Come spesso accade in Serie C, quando una società entra in difficoltà economica subito spuntano rapaci o uomini della provvidenza. Non si è ancora capito chi e cosa fosse Mark Colin Campbell, l’uomo del mistero di questa storia: imprenditore inglese che avrebbe dovuto rilevare il club lo scorso ottobre, ricevuto a palazzo di città con gli onori del salvatore della patria. Un articolo del Corriere della Sera aveva sollevato dubbi sulla consistenza economica della sua società, la Apex Capital Global LLC, con sede in Delaware. Secondo indiscrezioni, sarebbe stato il frontman di due soci americani di origine indiana nel settore della finanza. I fatti sono che Campbell ha firmato un preliminare, nel mese in cui è stato procuratore della società ha immesso circa 350mila euro, soldi veri, che sono serviti a pagare (in ritardo) gli stipendi in autunno. Poi l’affare è sfumato, nel solito rimpallo di accuse fra le parti: l’ultima offerta – vera, fittizia? Chi può dirlo – è scaduta domenica.
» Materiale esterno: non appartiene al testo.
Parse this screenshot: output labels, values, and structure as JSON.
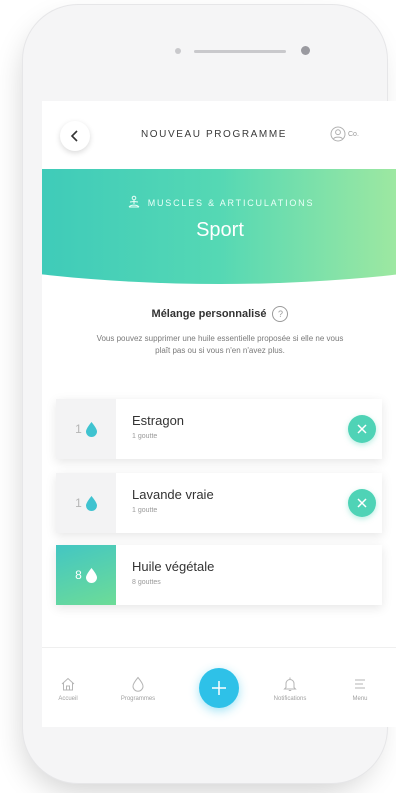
{
  "header": {
    "title": "NOUVEAU PROGRAMME",
    "user_label": "Co."
  },
  "hero": {
    "category": "MUSCLES & ARTICULATIONS",
    "title": "Sport"
  },
  "mix": {
    "title": "Mélange personnalisé",
    "help": "?",
    "description": "Vous pouvez supprimer une huile essentielle proposée si elle ne vous plaît pas ou si vous n'en n'avez plus."
  },
  "oils": [
    {
      "qty": "1",
      "name": "Estragon",
      "unit": "1 goutte"
    },
    {
      "qty": "1",
      "name": "Lavande vraie",
      "unit": "1 goutte"
    }
  ],
  "vegetable_oil": {
    "qty": "8",
    "name": "Huile végétale",
    "unit": "8 gouttes"
  },
  "tabs": [
    {
      "label": "Accueil",
      "icon": "home-icon"
    },
    {
      "label": "Programmes",
      "icon": "drop-icon"
    },
    {
      "label": "Notifications",
      "icon": "bell-icon"
    },
    {
      "label": "Menu",
      "icon": "menu-icon"
    }
  ],
  "colors": {
    "accent": "#4fd3b6",
    "fab": "#2ec1e8",
    "drop": "#3fc3d0"
  }
}
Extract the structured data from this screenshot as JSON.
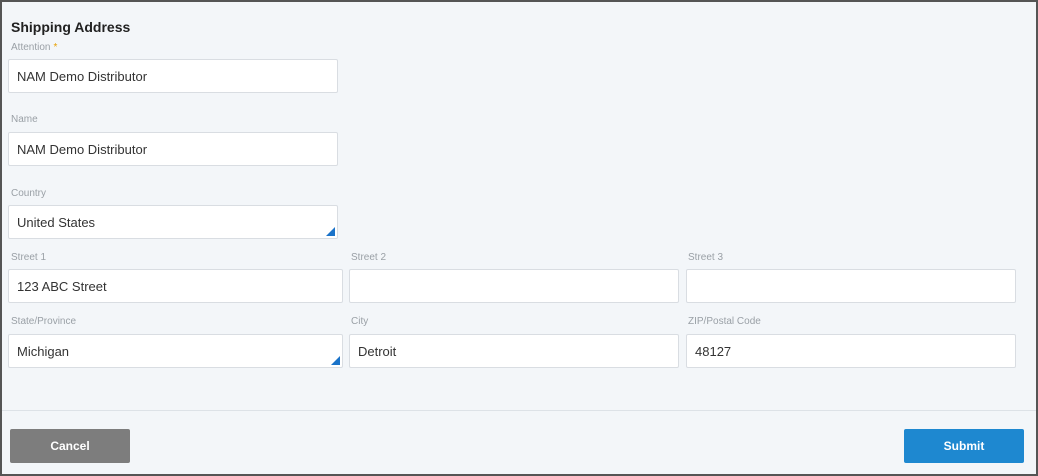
{
  "form": {
    "title": "Shipping Address",
    "required_marker": "*",
    "attention": {
      "label": "Attention",
      "value": "NAM Demo Distributor"
    },
    "name": {
      "label": "Name",
      "value": "NAM Demo Distributor"
    },
    "country": {
      "label": "Country",
      "value": "United States"
    },
    "street1": {
      "label": "Street 1",
      "value": "123 ABC Street"
    },
    "street2": {
      "label": "Street 2",
      "value": ""
    },
    "street3": {
      "label": "Street 3",
      "value": ""
    },
    "state": {
      "label": "State/Province",
      "value": "Michigan"
    },
    "city": {
      "label": "City",
      "value": "Detroit"
    },
    "zip": {
      "label": "ZIP/Postal Code",
      "value": "48127"
    }
  },
  "footer": {
    "cancel_label": "Cancel",
    "submit_label": "Submit"
  },
  "colors": {
    "accent": "#1e88d0",
    "cancel": "#7d7d7d",
    "required": "#e8a000"
  }
}
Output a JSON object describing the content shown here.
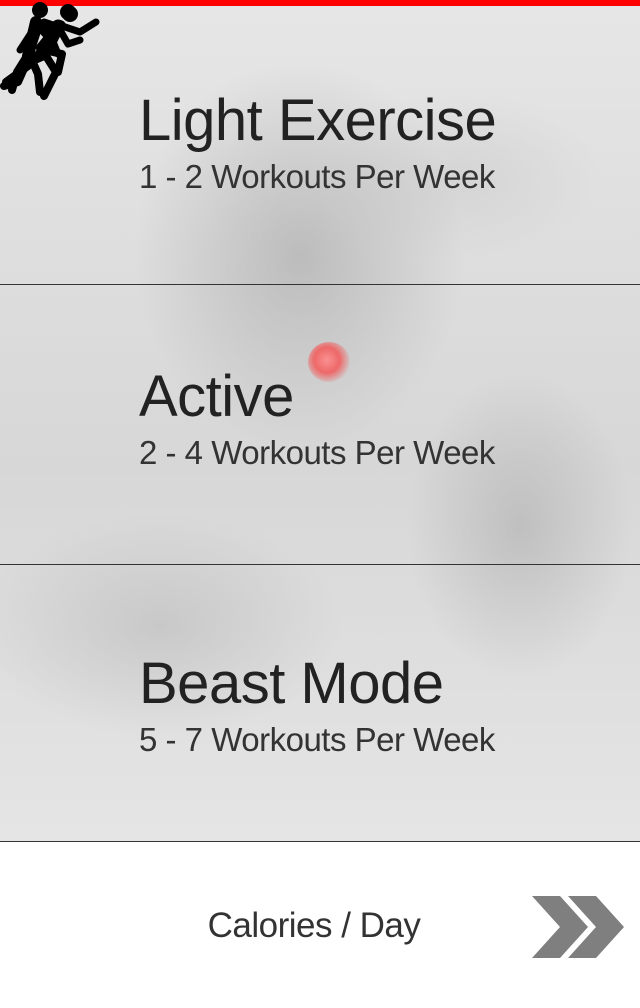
{
  "colors": {
    "accent_bar": "#ff0000",
    "title_text": "#222222",
    "subtitle_text": "#333333",
    "divider": "#333333",
    "next_arrow": "#7f7f7f"
  },
  "options": [
    {
      "icon": "walking-person-icon",
      "title": "Light Exercise",
      "subtitle": "1 - 2 Workouts Per Week"
    },
    {
      "icon": "jogging-person-icon",
      "title": "Active",
      "subtitle": "2 - 4 Workouts Per Week"
    },
    {
      "icon": "sprinting-person-icon",
      "title": "Beast Mode",
      "subtitle": "5 - 7 Workouts Per Week"
    }
  ],
  "footer": {
    "label": "Calories / Day",
    "next_icon": "double-chevron-right-icon"
  }
}
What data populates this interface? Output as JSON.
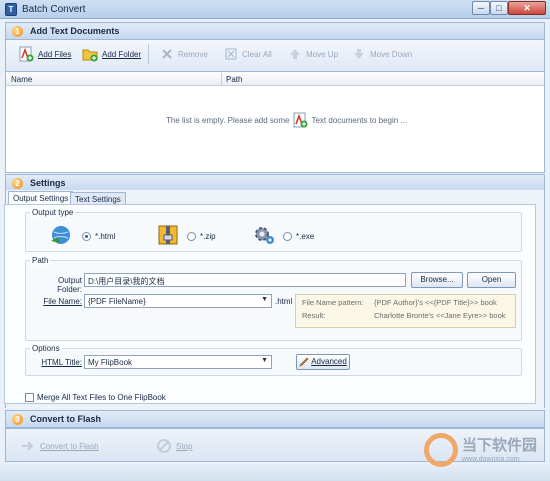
{
  "window": {
    "title": "Batch Convert",
    "min": "─",
    "max": "□",
    "close": "✕"
  },
  "add_section": {
    "number": "1",
    "title": "Add Text Documents",
    "toolbar": {
      "add_files": "Add Files",
      "add_folder": "Add Folder",
      "remove": "Remove",
      "clear_all": "Clear All",
      "move_up": "Move Up",
      "move_down": "Move Down"
    },
    "list": {
      "col_name": "Name",
      "col_path": "Path",
      "empty_before": "The list is empty. Please add some",
      "empty_after": "Text documents to begin ..."
    }
  },
  "settings_section": {
    "number": "2",
    "title": "Settings",
    "tabs": [
      "Output Settings",
      "Text Settings"
    ],
    "output_type": {
      "label": "Output type",
      "options": [
        "*.html",
        "*.zip",
        "*.exe"
      ],
      "selected": "*.html"
    },
    "path": {
      "label": "Path",
      "output_folder_label": "Output Folder:",
      "output_folder_value": "D:\\用户目录\\我的文档",
      "browse": "Browse...",
      "open": "Open",
      "file_name_label": "File Name:",
      "file_name_value": "{PDF FileName}",
      "file_ext": ".html",
      "pattern_label": "File Name pattern:",
      "pattern_value": "{PDF Author}'s <<{PDF Title}>> book",
      "result_label": "Result:",
      "result_value": "Charlotte Bronte's <<Jane Eyre>> book"
    },
    "options": {
      "label": "Options",
      "html_title_label": "HTML Title:",
      "html_title_value": "My FlipBook",
      "advanced": "Advanced"
    },
    "merge_label": "Merge All Text Files to One FlipBook"
  },
  "convert_section": {
    "number": "3",
    "title": "Convert to Flash",
    "convert": "Convert to Flash",
    "stop": "Stop"
  },
  "watermark": {
    "text": "当下软件园",
    "url": "www.downxia.com"
  }
}
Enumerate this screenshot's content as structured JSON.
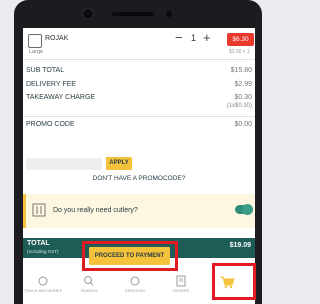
{
  "item": {
    "name": "ROJAK",
    "size": "Large",
    "quantity": "1",
    "price": "$6.30",
    "sub_price": "$2.60 x 1"
  },
  "summary": {
    "subtotal_label": "SUB TOTAL",
    "subtotal_value": "$15.80",
    "delivery_label": "DELIVERY FEE",
    "delivery_value": "$2.99",
    "takeaway_label": "TAKEAWAY CHARGE",
    "takeaway_value": "$0.30",
    "takeaway_note": "(1x$0.30)",
    "promo_label": "PROMO CODE",
    "promo_value": "$0.00",
    "apply_label": "APPLY",
    "no_promo_link": "DON'T HAVE A PROMOCODE?"
  },
  "cutlery": {
    "question": "Do you really need cutlery?",
    "enabled": true
  },
  "total": {
    "label": "TOTAL",
    "note": "(Including GST)",
    "amount": "$19.09"
  },
  "proceed_label": "PROCEED TO PAYMENT",
  "nav": [
    {
      "label": "TRACK DELIVERIES",
      "icon": "delivery-icon"
    },
    {
      "label": "SEARCH",
      "icon": "search-icon"
    },
    {
      "label": "SERVICES",
      "icon": "services-icon"
    },
    {
      "label": "ORDERS",
      "icon": "orders-icon"
    },
    {
      "label": "",
      "icon": "cart-icon"
    }
  ],
  "colors": {
    "accent_yellow": "#f5c23b",
    "total_bar": "#1e5c58",
    "price_badge": "#e8392c",
    "highlight_red": "#e11b22"
  }
}
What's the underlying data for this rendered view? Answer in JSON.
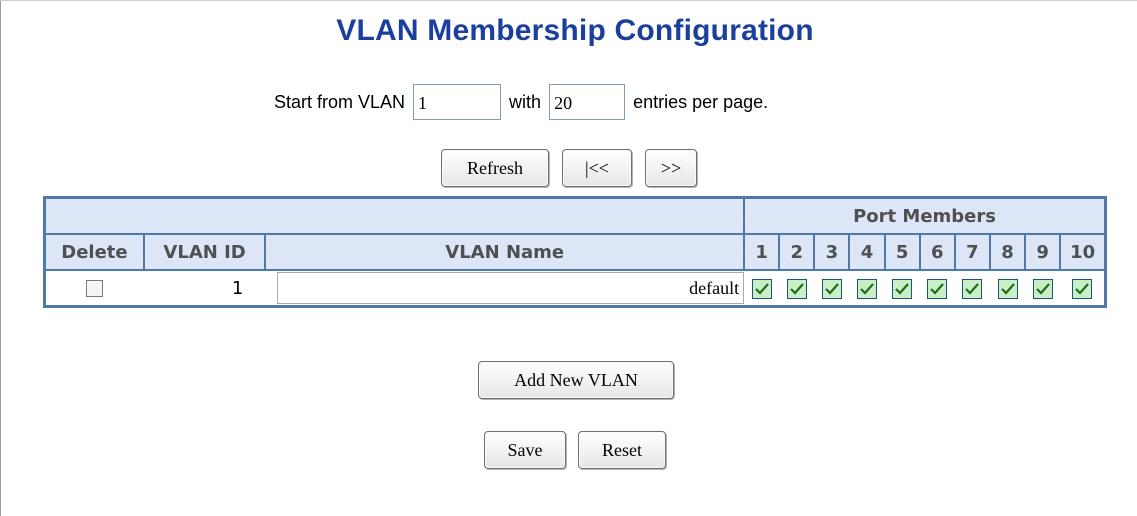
{
  "title": "VLAN Membership Configuration",
  "paging": {
    "start_label": "Start from VLAN",
    "start_value": "1",
    "with_label": "with",
    "with_value": "20",
    "entries_label": "entries per page."
  },
  "nav_buttons": {
    "refresh": "Refresh",
    "prev": "|<<",
    "next": ">>"
  },
  "table": {
    "group_header": "Port Members",
    "columns": {
      "delete": "Delete",
      "vlan_id": "VLAN ID",
      "vlan_name": "VLAN Name"
    },
    "ports": [
      "1",
      "2",
      "3",
      "4",
      "5",
      "6",
      "7",
      "8",
      "9",
      "10"
    ],
    "rows": [
      {
        "delete_checked": false,
        "vlan_id": "1",
        "vlan_name": "default",
        "members": [
          true,
          true,
          true,
          true,
          true,
          true,
          true,
          true,
          true,
          true
        ]
      }
    ]
  },
  "add_button": "Add New VLAN",
  "save_button": "Save",
  "reset_button": "Reset",
  "colors": {
    "title": "#1a3f9c",
    "table_border": "#4f79a8",
    "header_bg": "#dce6f7",
    "check_fill": "#c9f0c4",
    "check_mark": "#1f6b1a"
  }
}
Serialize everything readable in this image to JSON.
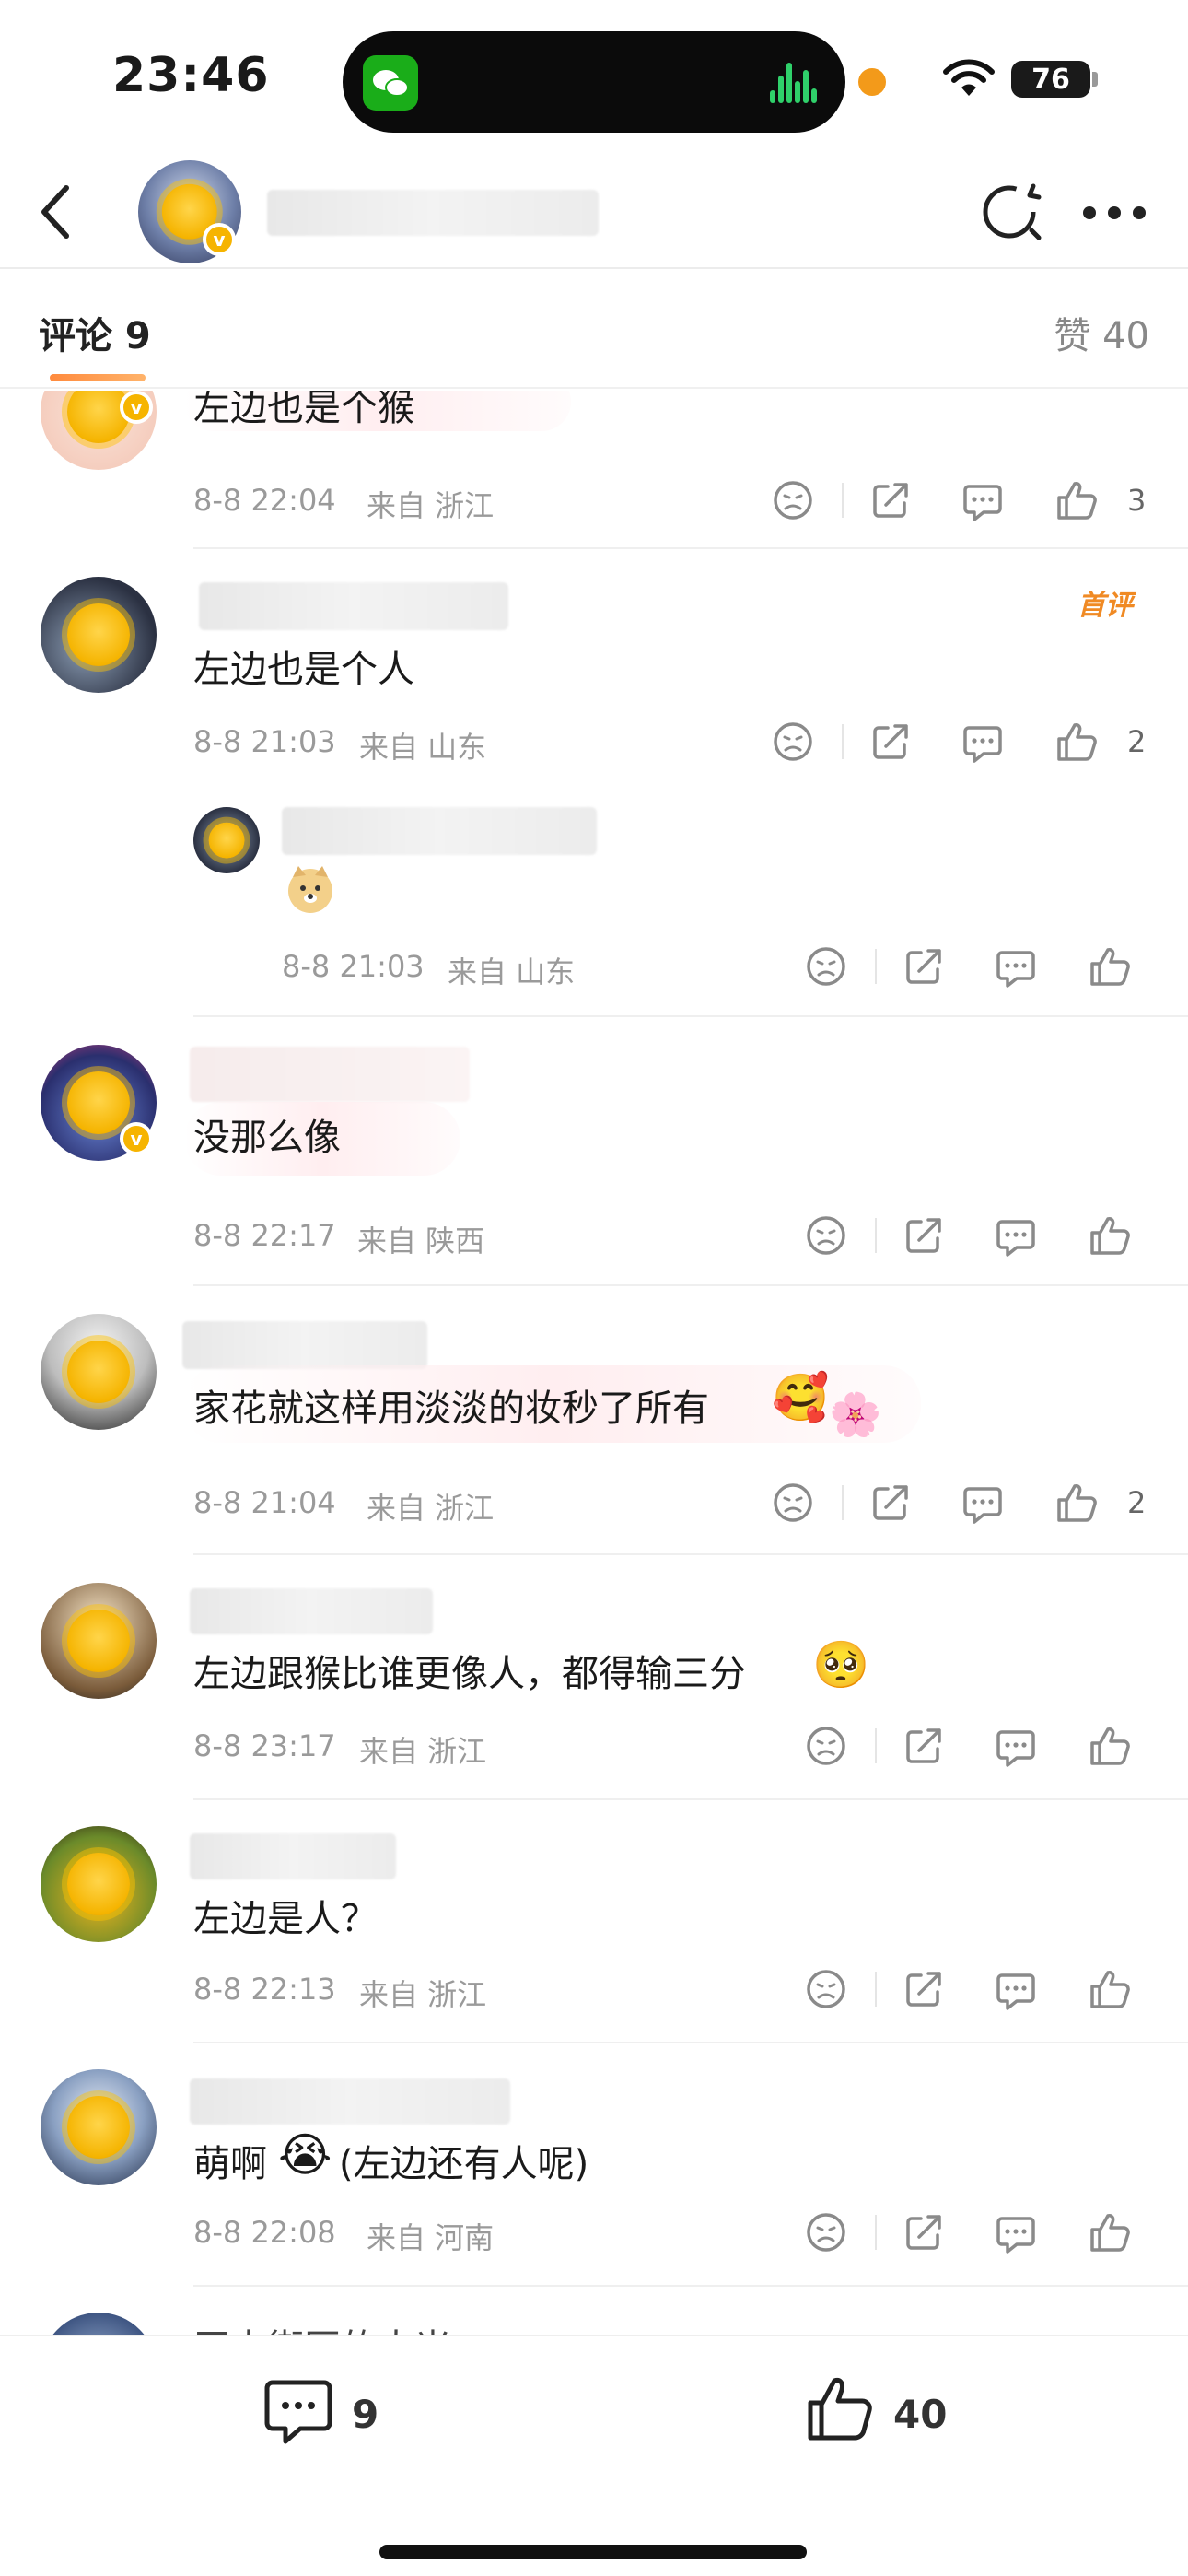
{
  "status": {
    "time": "23:46",
    "battery": "76"
  },
  "header": {
    "title": ""
  },
  "tabs": {
    "comments": "评论 9",
    "likes": "赞 40"
  },
  "comments": [
    {
      "text": "左边也是个猴",
      "time": "8-8 22:04",
      "location": "来自 浙江",
      "likes": "3"
    },
    {
      "text": "左边也是个人",
      "time": "8-8 21:03",
      "location": "来自 山东",
      "likes": "2",
      "badge": "首评"
    },
    {
      "text": "",
      "time": "8-8 21:03",
      "location": "来自 山东",
      "likes": ""
    },
    {
      "text": "没那么像",
      "time": "8-8 22:17",
      "location": "来自 陕西",
      "likes": ""
    },
    {
      "text": "家花就这样用淡淡的妆秒了所有",
      "time": "8-8 21:04",
      "location": "来自 浙江",
      "likes": "2"
    },
    {
      "text": "左边跟猴比谁更像人，都得输三分",
      "time": "8-8 23:17",
      "location": "来自 浙江",
      "likes": ""
    },
    {
      "text": "左边是人？",
      "time": "8-8 22:13",
      "location": "来自 浙江",
      "likes": ""
    },
    {
      "text": "萌啊",
      "text2": "(左边还有人呢)",
      "time": "8-8 22:08",
      "location": "来自 河南",
      "likes": ""
    },
    {
      "text": "玉太街区的大米"
    }
  ],
  "bottom": {
    "comment_count": "9",
    "like_count": "40"
  },
  "colors": {
    "accent": "#f08a24",
    "meta": "#9a9a9a",
    "verified": "#f6b400"
  }
}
Dall’altra parte rimane Massimo Giove, patron vulcanico e imprevedibile che comunque non vuole mollare il club (anche perché la sua famiglia vanta un credito importante verso la società, che non vuole perdere). Il piano sarebbe puntare al concordato preventivo, e ad una retrocessione pilotata sul campo, per ripartire dalla Serie D, anche se non si capisce come e con quali risorse, vista la massa debitoria, che sfiora i 4 milioni. Paradossalmente, gli stessi tifosi (e la Fondazione Taras, socio minoranza del club) ormai preferirebbero fallire subito: porre fine all’agonia, liberarsi di Giove, soprattutto ripartire con una nuova proprietà ammesso di trovarla, l’anno prossimo dall’Eccellenza (le regole di iscriversi due categorie sotto l’ultima disputata). Un dramma sportivo. Ma l’alternativa è scivolare addirittura in Promozione, se il fallimento arriverà a giugno a retrocessione in D già sancita. Perché alla salvezza non crede più nessuno: quella sportiva è impossibile, quella finanziaria inverosimile. Sullo sfondo continuano ad aleggiare altre figure più o meno credibili, da ultimo un nuovo gruppo ancora misterioso, di origine americana con intermediari sportivi italiani, che avrebbe contattato l’attuale proprietà e anche il commissario dei Giochi del Mediterraneo, Massimo Ferrarese: la cordata sarebbe interessata a gestire, insieme alla squadra, soprattutto il nuovo stadio, quando sarà pronto, che però è di proprietà del Comune. Ma perché qualcuno dovrebbe investire nel Taranto in queste condizioni?
A questo punto il giorno della verità diventa il 16 febbraio, prossimo termine di pagamento degli stipendi: secondo le norme Figc, alla seconda scadenza non rispettata scatta l’esclusione dal campionato. Per rimanere in gioco, la proprietà (quella attuale o chiunque sia) dovrebbe quantomeno saldare gli arretrati: così incasserebbe una nuova penalizzazione ma potrebbe concludere il torneo. Spicciolo più, spicciolo meno, servono 350mila euro subito, forse 7-800mila euro solo per finire la stagione, e poi giocarsi in primavera le carte per l’iscrizione. Il Taranto calcio oggi non ha un presente, chissà se avrà un futuro.